The event, which is sponsored jointly by the Law Library of Congress and Tufts University, is free and open to the public. Tickets are not required, but seating is limited and available on a first-come, first-served basis. The film screening will be preceded by a 6 p.m. reception in the foyer of the Pickford Theater and followed by a panel discussion.
Based on a true story, “A Civil Action” follows the case of families whose children died as a result of toxic waste dumping and the lawsuit they filed against the two companies they believed were responsible. The case was so difficult to litigate that the lawyers involved were nearly bankrupted in the process.

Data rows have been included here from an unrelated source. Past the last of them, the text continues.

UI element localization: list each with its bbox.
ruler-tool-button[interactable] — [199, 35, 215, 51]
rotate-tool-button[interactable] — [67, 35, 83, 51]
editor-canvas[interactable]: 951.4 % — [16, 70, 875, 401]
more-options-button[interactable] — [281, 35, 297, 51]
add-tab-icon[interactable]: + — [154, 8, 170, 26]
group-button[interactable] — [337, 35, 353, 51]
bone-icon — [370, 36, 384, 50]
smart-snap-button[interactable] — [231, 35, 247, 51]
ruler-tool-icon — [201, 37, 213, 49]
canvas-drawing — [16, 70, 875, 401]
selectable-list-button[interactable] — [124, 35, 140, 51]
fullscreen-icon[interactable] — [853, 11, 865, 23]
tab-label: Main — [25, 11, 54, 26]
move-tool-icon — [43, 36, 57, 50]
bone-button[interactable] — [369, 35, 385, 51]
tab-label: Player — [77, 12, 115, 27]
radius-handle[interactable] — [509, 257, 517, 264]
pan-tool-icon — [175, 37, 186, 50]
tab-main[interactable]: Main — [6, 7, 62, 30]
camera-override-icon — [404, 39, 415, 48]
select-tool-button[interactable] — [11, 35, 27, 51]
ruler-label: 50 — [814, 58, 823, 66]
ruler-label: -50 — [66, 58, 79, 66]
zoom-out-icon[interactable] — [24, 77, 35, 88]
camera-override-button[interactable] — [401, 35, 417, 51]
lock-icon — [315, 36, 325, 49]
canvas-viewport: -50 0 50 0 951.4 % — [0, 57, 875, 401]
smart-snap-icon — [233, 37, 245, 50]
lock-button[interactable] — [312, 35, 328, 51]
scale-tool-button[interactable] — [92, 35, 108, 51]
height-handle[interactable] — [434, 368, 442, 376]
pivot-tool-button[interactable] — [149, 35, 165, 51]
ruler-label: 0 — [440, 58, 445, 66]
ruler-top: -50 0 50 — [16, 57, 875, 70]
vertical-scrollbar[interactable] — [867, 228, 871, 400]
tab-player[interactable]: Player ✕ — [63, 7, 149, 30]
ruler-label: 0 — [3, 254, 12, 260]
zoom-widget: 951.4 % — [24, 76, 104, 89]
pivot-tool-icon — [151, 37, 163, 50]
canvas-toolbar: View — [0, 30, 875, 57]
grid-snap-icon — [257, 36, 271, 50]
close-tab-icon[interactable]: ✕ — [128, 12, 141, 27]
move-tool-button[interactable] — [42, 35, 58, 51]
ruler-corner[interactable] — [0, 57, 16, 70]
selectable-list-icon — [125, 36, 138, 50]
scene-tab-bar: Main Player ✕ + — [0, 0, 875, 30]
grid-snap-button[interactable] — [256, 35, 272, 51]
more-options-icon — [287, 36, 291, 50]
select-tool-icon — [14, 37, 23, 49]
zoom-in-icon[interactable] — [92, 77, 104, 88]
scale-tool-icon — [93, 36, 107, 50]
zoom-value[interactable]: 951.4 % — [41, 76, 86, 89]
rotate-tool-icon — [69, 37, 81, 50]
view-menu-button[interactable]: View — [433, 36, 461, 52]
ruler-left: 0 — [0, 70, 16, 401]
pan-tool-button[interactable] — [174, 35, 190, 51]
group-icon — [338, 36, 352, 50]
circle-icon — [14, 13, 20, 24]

In addition to Travolta, the all-star cast includes Robert Duvall, William H. Macy, John Lithgow, James Gandolfini, Sydney Pollack, Tony Shalhoub and Kathleen Quinlan. The Academy Award©-nominated film won five awards including a Screen Actors Guild Award to Robert Duvall for outstanding performance by a male actor in a supporting role.
Following the film, Law Librarian of Congress Rubens Medina and Tufts University President Lawrence S. Bacow will host a discussion about environmental law issues, such as those addressed in the film.
Medina was appointed Law Librarian of Congress in 1994, having held the position of chief of the Hispanic Law Division since 1971. Medina began his legal studies in his native Paraguay, where he became a lawyer and taught at the National University of Ascunción. He came to the United States in 1964 to pursue advanced legal research and study under fellowships from the University of Wisconsin’s Land Tenure Center and from the Organization of American States. He earned a Master of Science degree in legal institutions from the University of Wisconsin at Madison and a Ph.D. in law and sociology from the same institution.
A lawyer and economist whose research focuses on environmental policy, Bacow is a frequent keynote speaker on higher education and environmental issues. Prior to being appointed president of Tufts in 2001, Bacow was the chancellor of the Massachusetts Institute of Technology and the Lee and Geraldine Martin Professor of Environmental Studies. President Bacow received a bachelor’s degree in economics from the Massachusetts Institute of Technology, a J.D. from Harvard Law School and a master’s degree in public policy and Ph.D. from Harvard University’s Kennedy School of Government.